1 and 2 are diagrams showing a first embodiment of the present invention, in which FIG. 1 is a sectional view showing the configuration of an injection molding machine, FIG. 2 is a characteristic diagram showing pressure changes in the exhaust path, and FIG. The figure is a sectional view showing the structure of the main parts of the injection molding machine according to the second embodiment, FIGS. 4 and 5 are views showing the conventional example, and FIG. 4 is a sectional view showing the structure of the injection molding machine. FIG. 5 is a characteristic diagram showing pressure changes in the exhaust path. DESCRIPTION OF SYMBOLS 1... Fixed mold, 3... Movable mold, 9... Cavity, 13... Pouring spout, 15... Plunger, 19
...Injection cylinder, 29...Gas vent passage, 33...

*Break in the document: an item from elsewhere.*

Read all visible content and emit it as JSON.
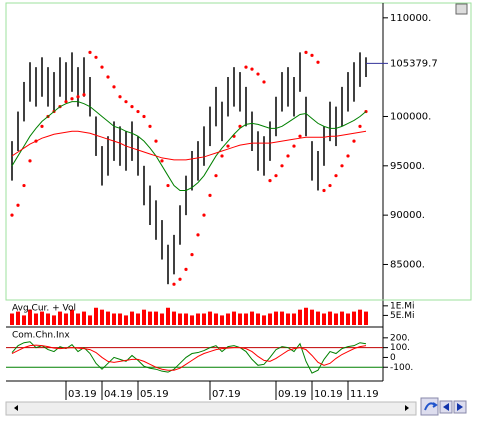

Vacuum suction device, 43... Opening/closing valve, 103... Electromagnetic switching valve (switching means). Agent Patent attorney Hiroshi Kitayo (and 2 others) Procedural amendment December 3, 1991 2゜3゜4゜1990 Patent Application No. 245787 Name of invention Gas venting method and device for injection molding machine Relationship with the case of the person making the amendment Patent applicant Address: 762 Mezakicho, Fuchu City, Hiroshima Name: Ryobi Co., Ltd. Representative: Hiroshi Urakami, President and CEO

Claims (2)

[Claims] (1) With the on-off valve inserted in the gas vent path open, the molten material to be injected is injected into the cavity through the pouring port, and the molten material to be injected is poured into the plunger driven by the injection cylinder. After a predetermined period of time after the pouring port is closed by the plunger, a vacuum is drawn through the gas vent passage by a vacuum suction device, and then the vacuum is stopped by closing the opening/closing valve. A method for degassing an injection molding machine, characterized in that the degassing path is kept open to the atmosphere until the vacuum suction device starts evacuation. (2) With the opening/closing valve inserted in the gas vent passage open, the molten material to be injected is injected into the cavity through the pouring port, and the molten material is poured into the cavity by the plunger driven by the injection cylinder. Extrusion is continued, and after a predetermined period of time after the pouring port is closed by the plunger, a vacuum is drawn through a gas vent passage by a vacuum suction device, and then the vacuum is stopped by closing the opening/closing valve. In the degassing device of the molding machine, a switching means is provided on the secondary side of the degassing path, and the degassing path and the vacuum suction device are shut off until the vacuum suction device starts evacuation. An injection molding machine characterized in that the degassing passage is opened to the atmosphere, and at the same time when the vacuum suction device starts evacuation, the degassing passage and the vacuum suction device are communicated to stop the degassing passage from being opened to the atmosphere. degassing device.